Mobile Home Association
The Mobile Home Association was established to speak for NZ manufacturers of mobile homes, but also to speak for the voiceless – the struggling class whose housing alternatives are living in cars, tents, garages, sheds and overcrowded conditions. Until about 2017, it was an invisible industry serving the hidden homeless. But then something changed.
Public servants in Wellington and district councils began to make life very difficult for this underclass. Indeed, a reading of the consultation documents (link see p 47) generated by Ministry for the Environment makes it clear when they redefined the meaning of building, they were targeting the people specifically named in the Human Rights Act 1993 Part 21(1) as subject to discrimination.

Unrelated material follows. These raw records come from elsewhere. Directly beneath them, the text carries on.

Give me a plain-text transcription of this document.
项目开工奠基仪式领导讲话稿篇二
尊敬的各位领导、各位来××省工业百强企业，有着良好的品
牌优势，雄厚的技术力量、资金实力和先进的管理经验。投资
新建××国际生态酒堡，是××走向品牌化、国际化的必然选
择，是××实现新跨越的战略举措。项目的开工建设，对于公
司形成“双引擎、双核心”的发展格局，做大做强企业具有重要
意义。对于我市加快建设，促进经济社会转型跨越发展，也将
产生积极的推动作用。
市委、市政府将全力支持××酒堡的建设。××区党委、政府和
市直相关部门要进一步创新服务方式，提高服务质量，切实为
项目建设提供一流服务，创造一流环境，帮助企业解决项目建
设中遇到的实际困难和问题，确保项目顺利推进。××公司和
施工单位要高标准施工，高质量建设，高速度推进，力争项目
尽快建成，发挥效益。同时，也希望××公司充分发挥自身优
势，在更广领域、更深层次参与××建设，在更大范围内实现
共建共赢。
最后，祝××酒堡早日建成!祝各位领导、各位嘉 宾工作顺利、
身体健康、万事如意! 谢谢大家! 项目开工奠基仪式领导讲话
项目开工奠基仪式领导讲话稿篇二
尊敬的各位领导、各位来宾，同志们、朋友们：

- (f) race: rural Māori and urban Pasifika
- (h) disability: disabled persons needing limited family supervision
- (i) age: older persons needing semi-autonomous family supervision
- (i) age: school leavers force to leave their community due to housing costs
- (l) family status: solo parents (mostly mothers) facing hidden homelessness
- (b)(v) dissolved relationship: older divorced women lacking resources
By effect, if not by intent, these people are being denied their human right to adequate housing because they cannot afford the $5,000 minimum to hire a consultant, nor the deposits required for the council to consider granting consent. In effect, these costs are no different than Jim Crow Poll Taxes. Of course, the public officials would be appalled to be told they are racist, ageist and elitist in their actions, but they are so because they have blinkers on – never asking what classes of people live in mobile homes.